The Labeque sisters are their heroes - they'd love to get coaching from them - but they've also been watching the Turkish Pekinel twins. Unlike the Pekinels, who arrange their pianos so they can't see each other, Yukawa and Chan make a fetish out of eye-contact. Yukawa: "Eye-contact is what I feed off. I don't know what Rosey is going to do at any given moment, and I don't want to know until we're on stage. I'm totally on a wire." Chan feels the same: "It's not so much about signalling to each other, as seeing how the other is feeling."

Do they ever disagree? They look momentarily stumped. Yukawa: "A disagreement is a spur to try out new things." But surely one of them must be dominant? Yukawa: "I do the admin, but Rosey is a fantastic networker." Musically, says Chan, dominance shifts back and forth. Yukawa: "If one of us were to become permanently dominant, that would mean the end of the duo." What are Chan's musical strengths? Yukawa: "Natural sense of line and phrasing. And I'm in love with her tone." Chan's views on Yukawa complete the symmetry: "The most amazing tone, but she always comes out with new ideas."

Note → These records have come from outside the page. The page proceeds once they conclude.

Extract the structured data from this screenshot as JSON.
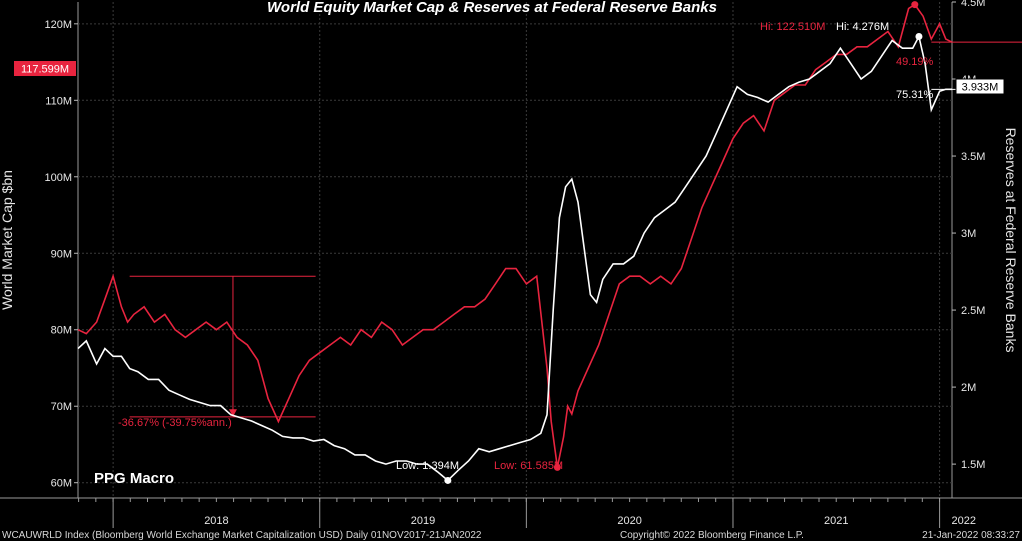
{
  "chart_data": {
    "type": "line",
    "title": "World Equity Market Cap & Reserves at Federal Reserve Banks",
    "y_left_label": "World Market Cap $bn",
    "y_right_label": "Reserves at Federal Reserve Banks",
    "y_left_ticks": [
      "60M",
      "70M",
      "80M",
      "90M",
      "100M",
      "110M",
      "120M"
    ],
    "y_left_tick_values": [
      60,
      70,
      80,
      90,
      100,
      110,
      120
    ],
    "y_right_ticks": [
      "1.5M",
      "2M",
      "2.5M",
      "3M",
      "3.5M",
      "4M",
      "4.5M"
    ],
    "y_right_tick_values": [
      1.5,
      2.0,
      2.5,
      3.0,
      3.5,
      4.0,
      4.5
    ],
    "y_left_range": [
      58,
      120.5
    ],
    "y_right_range": [
      1.28,
      4.5
    ],
    "x_labels": [
      "2018",
      "2019",
      "2020",
      "2021",
      "2022"
    ],
    "x_range": [
      2017.83,
      2022.06
    ],
    "series": [
      {
        "name": "WCAUWRLD Index (Bloomberg World Exchange Market Capitalization USD)",
        "color": "#e8243f",
        "axis": "left",
        "x": [
          2017.83,
          2017.87,
          2017.92,
          2017.96,
          2018.0,
          2018.04,
          2018.07,
          2018.1,
          2018.15,
          2018.2,
          2018.25,
          2018.3,
          2018.35,
          2018.4,
          2018.45,
          2018.5,
          2018.55,
          2018.6,
          2018.65,
          2018.7,
          2018.75,
          2018.8,
          2018.85,
          2018.9,
          2018.95,
          2019.0,
          2019.05,
          2019.1,
          2019.15,
          2019.2,
          2019.25,
          2019.3,
          2019.35,
          2019.4,
          2019.45,
          2019.5,
          2019.55,
          2019.6,
          2019.65,
          2019.7,
          2019.75,
          2019.8,
          2019.85,
          2019.9,
          2019.95,
          2020.0,
          2020.05,
          2020.1,
          2020.12,
          2020.15,
          2020.18,
          2020.2,
          2020.22,
          2020.25,
          2020.3,
          2020.35,
          2020.4,
          2020.45,
          2020.5,
          2020.55,
          2020.6,
          2020.65,
          2020.7,
          2020.75,
          2020.8,
          2020.85,
          2020.9,
          2020.95,
          2021.0,
          2021.05,
          2021.1,
          2021.15,
          2021.2,
          2021.25,
          2021.3,
          2021.35,
          2021.4,
          2021.45,
          2021.5,
          2021.55,
          2021.6,
          2021.65,
          2021.7,
          2021.75,
          2021.8,
          2021.85,
          2021.88,
          2021.92,
          2021.96,
          2022.0,
          2022.03,
          2022.06
        ],
        "y": [
          80,
          79.5,
          81,
          84,
          87,
          83,
          81,
          82,
          83,
          81,
          82,
          80,
          79,
          80,
          81,
          80,
          81,
          79,
          78,
          76,
          71,
          68,
          71,
          74,
          76,
          77,
          78,
          79,
          78,
          80,
          79,
          81,
          80,
          78,
          79,
          80,
          80,
          81,
          82,
          83,
          83,
          84,
          86,
          88,
          88,
          86,
          87,
          75,
          68,
          62,
          66,
          70,
          69,
          72,
          75,
          78,
          82,
          86,
          87,
          87,
          86,
          87,
          86,
          88,
          92,
          96,
          99,
          102,
          105,
          107,
          108,
          106,
          110,
          111,
          112,
          112,
          114,
          115,
          116,
          116,
          117,
          117,
          118,
          119,
          117,
          122,
          122.51,
          121,
          118,
          120,
          118,
          117.6
        ]
      },
      {
        "name": "Reserves at Federal Reserve Banks",
        "color": "#ffffff",
        "axis": "right",
        "x": [
          2017.83,
          2017.87,
          2017.92,
          2017.96,
          2018.0,
          2018.04,
          2018.08,
          2018.12,
          2018.17,
          2018.22,
          2018.27,
          2018.32,
          2018.37,
          2018.42,
          2018.47,
          2018.52,
          2018.57,
          2018.62,
          2018.67,
          2018.72,
          2018.77,
          2018.82,
          2018.87,
          2018.92,
          2018.97,
          2019.02,
          2019.07,
          2019.12,
          2019.17,
          2019.22,
          2019.27,
          2019.32,
          2019.37,
          2019.42,
          2019.47,
          2019.52,
          2019.57,
          2019.62,
          2019.67,
          2019.72,
          2019.77,
          2019.82,
          2019.87,
          2019.92,
          2019.97,
          2020.02,
          2020.07,
          2020.1,
          2020.13,
          2020.16,
          2020.19,
          2020.22,
          2020.25,
          2020.28,
          2020.31,
          2020.34,
          2020.37,
          2020.42,
          2020.47,
          2020.52,
          2020.57,
          2020.62,
          2020.67,
          2020.72,
          2020.77,
          2020.82,
          2020.87,
          2020.92,
          2020.97,
          2021.02,
          2021.07,
          2021.12,
          2021.17,
          2021.22,
          2021.27,
          2021.32,
          2021.37,
          2021.42,
          2021.47,
          2021.52,
          2021.57,
          2021.62,
          2021.67,
          2021.72,
          2021.77,
          2021.82,
          2021.87,
          2021.9,
          2021.93,
          2021.96,
          2022.0,
          2022.03,
          2022.06
        ],
        "y": [
          2.25,
          2.3,
          2.15,
          2.25,
          2.2,
          2.2,
          2.12,
          2.1,
          2.05,
          2.05,
          1.98,
          1.95,
          1.92,
          1.9,
          1.88,
          1.88,
          1.82,
          1.8,
          1.78,
          1.75,
          1.72,
          1.68,
          1.67,
          1.67,
          1.65,
          1.66,
          1.62,
          1.6,
          1.56,
          1.56,
          1.52,
          1.5,
          1.52,
          1.52,
          1.5,
          1.5,
          1.45,
          1.394,
          1.46,
          1.52,
          1.6,
          1.58,
          1.6,
          1.62,
          1.64,
          1.66,
          1.7,
          1.82,
          2.5,
          3.1,
          3.3,
          3.35,
          3.2,
          2.9,
          2.6,
          2.55,
          2.7,
          2.8,
          2.8,
          2.85,
          3.0,
          3.1,
          3.15,
          3.2,
          3.3,
          3.4,
          3.5,
          3.65,
          3.8,
          3.95,
          3.9,
          3.88,
          3.85,
          3.9,
          3.95,
          3.98,
          4.0,
          4.05,
          4.1,
          4.2,
          4.1,
          4.0,
          4.05,
          4.15,
          4.25,
          4.2,
          4.2,
          4.276,
          4.1,
          3.8,
          3.92,
          3.933,
          3.933
        ]
      }
    ],
    "annotations": {
      "left_last": "117.599M",
      "right_last": "3.933M",
      "hi_red": "Hi: 122.510M",
      "hi_white": "Hi: 4.276M",
      "low_white": "Low: 1.394M",
      "low_red": "Low: 61.585M",
      "pct_red": "49.19%",
      "pct_white": "75.31%",
      "drawdown": "-36.67% (-39.75%ann.)"
    },
    "grid": true
  },
  "watermark": "PPG Macro",
  "footer": {
    "left": "WCAUWRLD Index (Bloomberg World Exchange Market Capitalization USD)  Daily 01NOV2017-21JAN2022",
    "center": "Copyright© 2022 Bloomberg Finance L.P.",
    "right": "21-Jan-2022 08:33:27"
  }
}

But they are visibly different animals: while Chan has sturdy repose, Yukawa is nervier, more questing. How Asian do they feel? Chan: "Though I speak with my parents in Chinese, I feel very English. But though you can take a girl out of China, you can't take China out of the girl." Yukawa's reply reflects a more interesting journey. Her banker father had wanted to be a classical pianist, but he was killed when a passenger jet crashed into a mountain 20 years ago. "I was very much his girl, and my memories of him are very clear," she says. "When I was 15 I went on a personal journey to try to discover why that mysterious crash had happened. I talked to experts and engineers, and climbed the mountain, a beautiful place with lots of waterfalls. When we got to the crash site I ran on ahead, but began hyperventilating when I found the sign for the place where his body was found, and the reality of having lost him sank in. Now I realise I was using that trauma as a way of masking other questions which needed to be answered. I'm past that now." She gives Chan a shamefaced grin: "She puts up with a lot of this from me. But I am a naturally inquisitive person."

That's something which shows itself in her intentions about where the duo should go artistically. "We want to consider new ways of presenting what we do. We love playing in conventional concert-halls - there's a timeless beauty about that which we never want to lose - but we also want make contact with a contemporary audience." So they're thinking about mixed-media experiments, first of all in a video with film-maker Mike Figgis's son Arlen, whom they've provided with a stack of surreal images to get his imagination going. Classic FM wants them aboard: it's only a matter of time, I'd guess, before some fashion company snaps them up as Chanel did the young American violinist Leila Josefowicz, and Chan's friends in the designer world will doubtless see to that. And the duo are not exactly unwilling. Yukawa: "We just happen to like dressing up - we'll never need to get married." But isn't it awkward to perform in six-inch stilettos? Chan: "It's actually much easier - you get more leverage. I like playing barefoot, but I wear high heels every day and I'm used to that angle."